UO professor teams up with University of Texas colleague to study effects of climate change in Peru

As the University of Oregon football team prepares to face the University of Texas at Austin as adversaries in the Alamo Bowl on Monday, Dec. 30, collaboration away from the gridiron between researchers from both institutions is helping explain the effects of climate change and melting glaciers in Peru.

Mark Carey, an associate professor of history in the Robert D. Clark Honors College at the University of Oregon, has teamed up with several researchers, including Professor Kenneth Young in the Department of Geography and the Environment at the University of Texas, as part of a National Science Foundation grant.

Carey and Young serve as principal investigators on the project that is studying how environmental changes in Peru’s Cordillera Blanca mountains affect downstream water supplies and water management.

Although the interdisciplinary research group is quite diverse, including hydrologists and glaciologists, what makes this collaboration special is the social and life science perspective that Carey and Young provide to research that has been typically focused on the physical aspects of climate change.

“Ken and I are the ones who provide particularly unique contributions to the study of glaciers and glacier watersheds because it's usually glaciologists, hydrologists, and other natural scientists,” said Carey. “I bring in the often-overlooked human dimension and he brings in the biological and ecological aspects of hydrology and glaciology, which are also frequently neglected. But the whole team is really central to get at these broader questions.”

In examining the climate-glacier-water-society dynamics in the Cordillera Blanca, Carey’s research will provide critical information to urban residents, industries, farmers and policymakers that will inform adaptive strategies and responses to global climate change.

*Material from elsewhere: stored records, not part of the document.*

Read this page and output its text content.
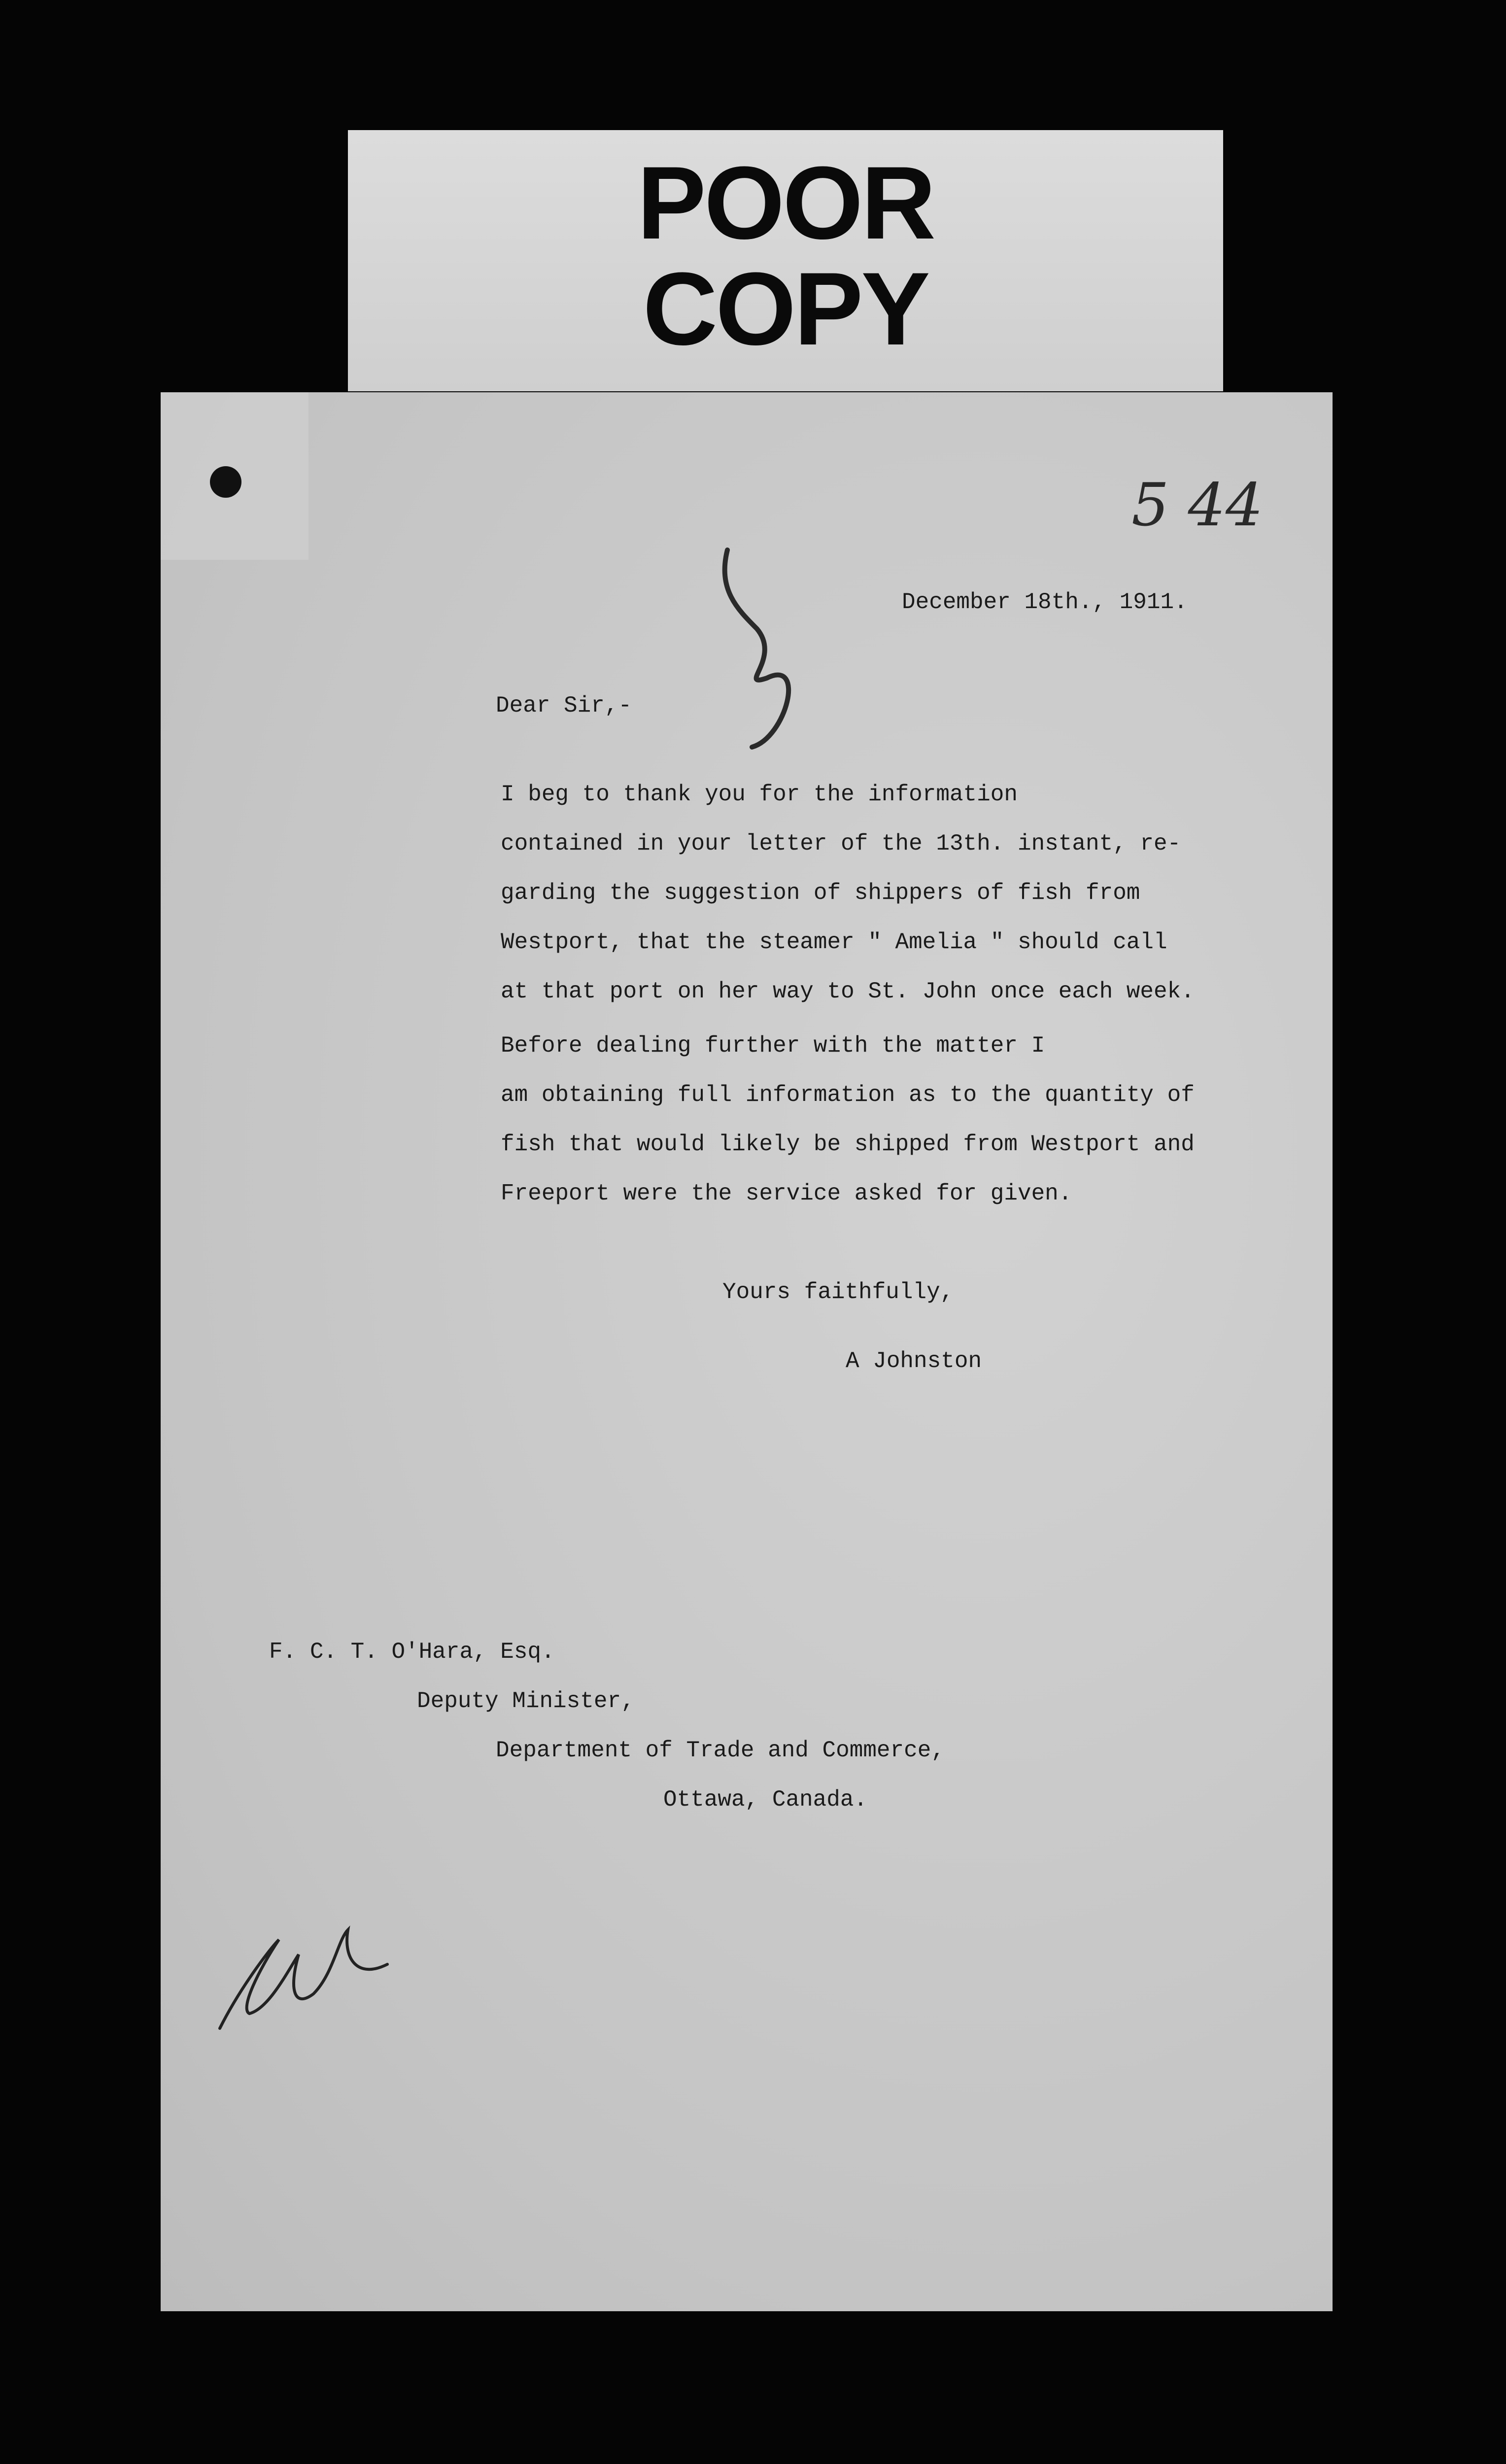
POOR
COPY
5 44
December 18th., 1911.
Dear Sir,-
I beg to thank you for the information
contained in your letter of the 13th. instant, re-
garding the suggestion of shippers of fish from
Westport, that the steamer " Amelia " should call
at that port on her way to St. John once each week.
Before dealing further with the matter I
am obtaining full information as to the quantity of
fish that would likely be shipped from Westport and
Freeport were the service asked for given.
Yours faithfully,
A Johnston
F. C. T. O'Hara, Esq.
Deputy Minister,
Department of Trade and Commerce,
Ottawa, Canada.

“I'm a historian looking at people in communities living downstream from the glacier, focusing especially on hydroelectricity generation and the billion-dollar, large-scale irrigation projects that rely on dwindling water supplies from melting glaciers.”

Young is a biogeographer looking at plants in the areas around glaciers, trying to understand how wetlands, forests, plants and other aspects of the flora affect hydrology.

“Asparagus in the United States that is imported from Peru may very well come from this watershed, so we are literally eating water from shrinking glaciers when we serve asparagus for dinner here,” said Carey.